Until recently, failures in precompile instructions were treated as protocol violations. However, with the activation of feature 9ypxGLzkMxi89eDerRKXWDXe44UY2z4hBig4mDhNq5Dp (SIMD-0159) in epoch 760, such failures became regular transaction errors. Prior to this feature’s activation, the misalignment issue in transaction view would have caused the leader to drop otherwise valid transactions. With the activation of this feature, leaders began including failed precompile signature transactions into their blocks, and the network would accept them as intended. However, the leader would see a different bankhash because a transaction might fail on the leader but succeed on the rest of the cluster. 

This represented a critical loss-of-availability bug. If agave v2.2 had seen widespread adoption of the --transaction-structure view, an attacker could have submitted specially crafted transactions to crash validators remotely and repeatedly.

To fix this vulnerability, the precompile implementations of ed25519 and secp256r1 were updated to not assume any alignment:

// SAFETY:
// - data[start..] is guaranteed to be >= size of Ed25519SignatureOffsets
// - Ed25519SignatureOffsets is a POD type, so we can safely read it as an unaligned struct
let offsets = unsafe {
    core::ptr::read_unaligned(data.as_ptr().add(start) as *const Ed25519SignatureOffsets)
};

The secp256k1 precompile instruction uses bincode to deserialize the similar offset structures, and thus did not exhibit the same vulnerability.

Timeline

  • 6:00pm April 9th, 2025 - Temporal alerted Anza of bankhash mismatches in their validator that was recently upgraded to v2.2.7. This mismatch indicates their node executed the block differently than the rest of the cluster.

  • 9:00am April 9th, 2025 - Anza engineers assisted Temporal engineers in uncovering the bug, and identifying a transaction with different status between leader execution and replay.
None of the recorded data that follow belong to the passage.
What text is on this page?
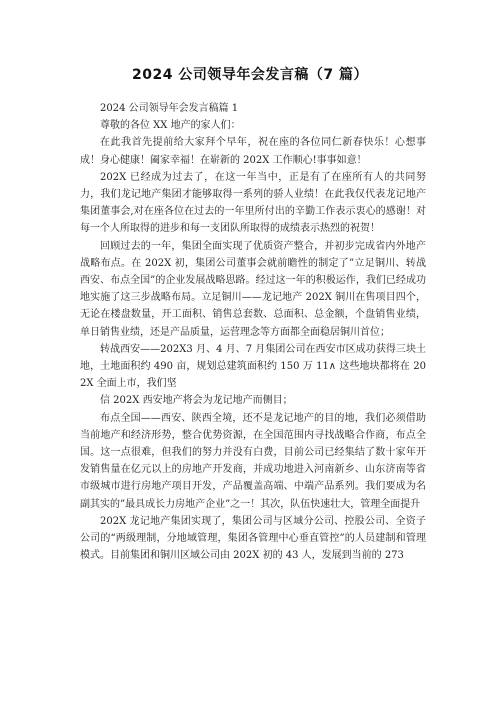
2024 公司领导年会发言稿（7 篇）

2024 公司领导年会发言稿篇 1

尊敬的各位 XX 地产的家人们：

在此我首先提前给大家拜个早年，祝在座的各位同仁新春快乐！心想事成！身心健康！阖家幸福！在崭新的 202X 工作顺心!事事如意！

202X 已经成为过去了，在这一年当中，正是有了在座所有人的共同努力，我们龙记地产集团才能够取得一系列的骄人业绩！在此我仅代表龙记地产集团董事会,对在座各位在过去的一年里所付出的辛勤工作表示衷心的感谢！对每一个人所取得的进步和每一支团队所取得的成绩表示热烈的祝贺！

回顾过去的一年，集团全面实现了优质资产整合，并初步完成省内外地产战略布点。在 202X 初，集团公司董事会就前瞻性的制定了”立足铜川、转战西安、布点全国”的企业发展战略思路。经过这一年的积极运作，我们已经成功地实施了这三步战略布局。立足铜川——龙记地产 202X 铜川在售项目四个，无论在楼盘数量，开工面积、销售总套数、总面积、总金额，个盘销售业绩，单日销售业绩，还是产品质量，运营理念等方面都全面稳居铜川首位；

转战西安——202X3 月、4 月、7 月集团公司在西安市区成功获得三块土地，土地面积约 490 亩，规划总建筑面积约 150 万 11∧ 这些地块都将在 202X 全面上市，我们坚

信 202X 西安地产将会为龙记地产而侧目；

布点全国——西安、陕西全境，还不是龙记地产的目的地，我们必须借助当前地产和经济形势，整合优势资源，在全国范围内寻找战略合作商，布点全国。这一点很难，但我们的努力并没有白费，目前公司已经集结了数十家年开发销售量在亿元以上的房地产开发商，并成功地进入河南新乡、山东济南等省市级城市进行房地产项目开发，产品覆盖高端、中端产品系列。我们要成为名副其实的”最具成长力房地产企业”之一！其次，队伍快速壮大，管理全面提升

202X 龙记地产集团实现了，集团公司与区域分公司、控股公司、全资子公司的“两级理制，分地域管理，集团各管理中心垂直管控”的人员建制和管理模式。目前集团和铜川区域公司由 202X 初的 43 人，发展到当前的 273
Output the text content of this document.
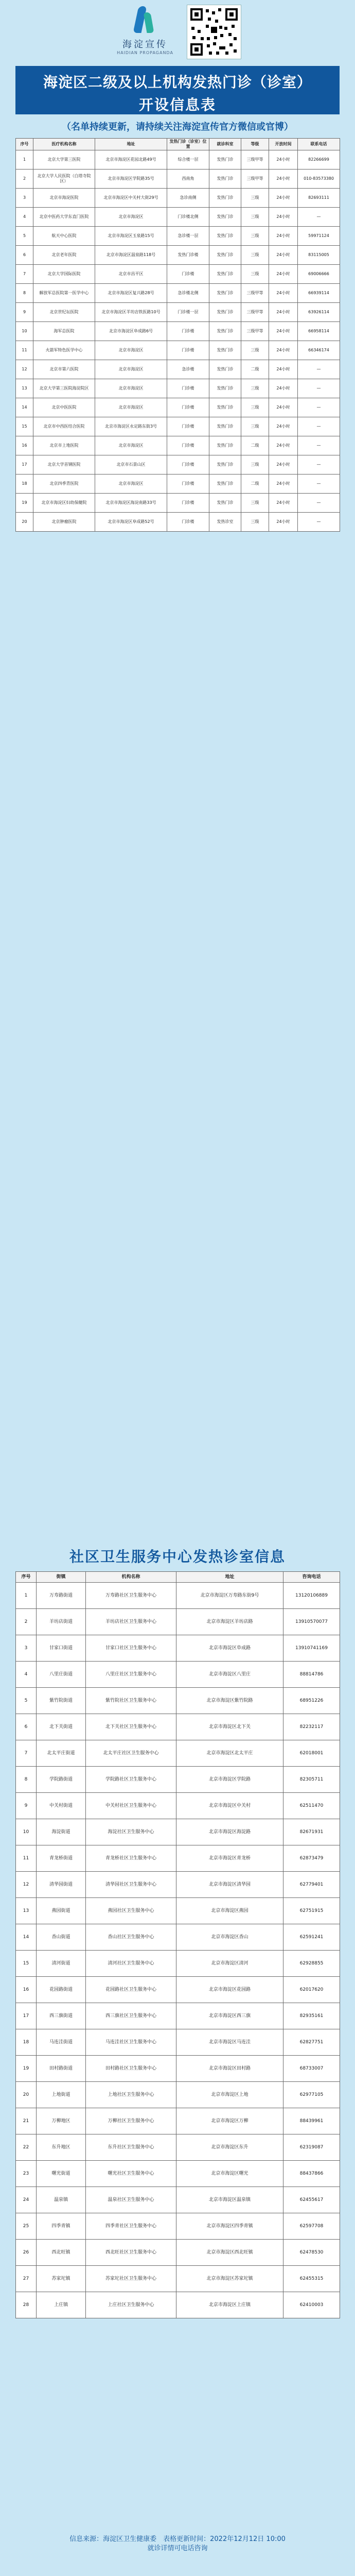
海淀宣传
HAIDIAN PROPAGANDA
海淀区二级及以上机构发热门诊（诊室）
开设信息表
（名单持续更新，请持续关注海淀宣传官方微信或官博）
序号	医疗机构名称	地址	发热门诊（诊室）位置	就诊科室	等级	开放时间	联系电话
1	北京大学第三医院	北京市海淀区花园北路49号	综合楼一层	发热门诊	三级甲等	24小时	82266699
2	北京大学人民医院（白塔寺院区）	北京市海淀区学院路35号	西南角	发热门诊	三级甲等	24小时	010-83573380
3	北京市海淀医院	北京市海淀区中关村大街29号	急诊南侧	发热门诊	三级	24小时	82693111
4	北京中医药大学东直门医院	北京市海淀区	门诊楼北侧	发热门诊	三级	24小时	—
5	航天中心医院	北京市海淀区玉泉路15号	急诊楼一层	发热门诊	三级	24小时	59971124
6	北京老年医院	北京市海淀区温泉路118号	发热门诊楼	发热门诊	三级	24小时	83115005
7	北京大学国际医院	北京市昌平区	门诊楼	发热门诊	三级	24小时	69006666
8	解放军总医院第一医学中心	北京市海淀区复兴路28号	急诊楼北侧	发热门诊	三级甲等	24小时	66939114
9	北京世纪坛医院	北京市海淀区羊坊店铁医路10号	门诊楼一层	发热门诊	三级甲等	24小时	63926114
10	海军总医院	北京市海淀区阜成路6号	门诊楼	发热门诊	三级甲等	24小时	66958114
11	火箭军特色医学中心	北京市海淀区	门诊楼	发热门诊	三级	24小时	66346174
12	北京市第六医院	北京市海淀区	急诊楼	发热门诊	二级	24小时	—
13	北京大学第三医院海淀院区	北京市海淀区	门诊楼	发热门诊	三级	24小时	—
14	北京中医医院	北京市海淀区	门诊楼	发热门诊	三级	24小时	—
15	北京市中西医结合医院	北京市海淀区永定路东街3号	门诊楼	发热门诊	三级	24小时	—
16	北京市上地医院	北京市海淀区	门诊楼	发热门诊	二级	24小时	—
17	北京大学首钢医院	北京市石景山区	门诊楼	发热门诊	三级	24小时	—
18	北京四季青医院	北京市海淀区	门诊楼	发热门诊	二级	24小时	—
19	北京市海淀区妇幼保健院	北京市海淀区海淀南路33号	门诊楼	发热门诊	三级	24小时	—
20	北京肿瘤医院	北京市海淀区阜成路52号	门诊楼	发热诊室	三级	24小时	—
社区卫生服务中心发热诊室信息
序号	街镇	机构名称	地址	咨询电话
1	万寿路街道	万寿路社区卫生服务中心	北京市海淀区万寿路东街9号	13120106889
2	羊坊店街道	羊坊店社区卫生服务中心	北京市海淀区羊坊店路	13910570077
3	甘家口街道	甘家口社区卫生服务中心	北京市海淀区阜成路	13910741169
4	八里庄街道	八里庄社区卫生服务中心	北京市海淀区八里庄	88814786
5	紫竹院街道	紫竹院社区卫生服务中心	北京市海淀区紫竹院路	68951226
6	北下关街道	北下关社区卫生服务中心	北京市海淀区北下关	82232117
7	北太平庄街道	北太平庄社区卫生服务中心	北京市海淀区北太平庄	62018001
8	学院路街道	学院路社区卫生服务中心	北京市海淀区学院路	82305711
9	中关村街道	中关村社区卫生服务中心	北京市海淀区中关村	62511470
10	海淀街道	海淀社区卫生服务中心	北京市海淀区海淀路	82671931
11	青龙桥街道	青龙桥社区卫生服务中心	北京市海淀区青龙桥	62873479
12	清华园街道	清华园社区卫生服务中心	北京市海淀区清华园	62779401
13	燕园街道	燕园社区卫生服务中心	北京市海淀区燕园	62751915
14	香山街道	香山社区卫生服务中心	北京市海淀区香山	62591241
15	清河街道	清河社区卫生服务中心	北京市海淀区清河	62928855
16	花园路街道	花园路社区卫生服务中心	北京市海淀区花园路	62017620
17	西三旗街道	西三旗社区卫生服务中心	北京市海淀区西三旗	82935161
18	马连洼街道	马连洼社区卫生服务中心	北京市海淀区马连洼	62827751
19	田村路街道	田村路社区卫生服务中心	北京市海淀区田村路	68733007
20	上地街道	上地社区卫生服务中心	北京市海淀区上地	62977105
21	万柳地区	万柳社区卫生服务中心	北京市海淀区万柳	88439961
22	东升地区	东升社区卫生服务中心	北京市海淀区东升	62319087
23	曙光街道	曙光社区卫生服务中心	北京市海淀区曙光	88437866
24	温泉镇	温泉社区卫生服务中心	北京市海淀区温泉镇	62455617
25	四季青镇	四季青社区卫生服务中心	北京市海淀区四季青镇	62597708
26	西北旺镇	西北旺社区卫生服务中心	北京市海淀区西北旺镇	62478530
27	苏家坨镇	苏家坨社区卫生服务中心	北京市海淀区苏家坨镇	62455315
28	上庄镇	上庄社区卫生服务中心	北京市海淀区上庄镇	62410003
信息来源：海淀区卫生健康委　 表格更新时间：2022年12月12日 10:00
就诊详情可电话咨询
The difference was due to a Ed25519 SigVerify Precompile instruction which succeeded during replay but failed on the leader node with Err(InstructionError(0, Custom(3))). At this point, the root-cause was identified.

  • 3:40pm April 10th, 2025 - Announcements were made in cluster discord channels advising nodes running v2.2 should not use the --transaction-structure view CLI flag

  • 10:30am April 11th, 2025 - #5765 merged to master

  • 11:30am April 11th, 2025 - #5768 merged to v2.2

  • 3:30pm April 11th, 2025 - v2.2.8 released with fix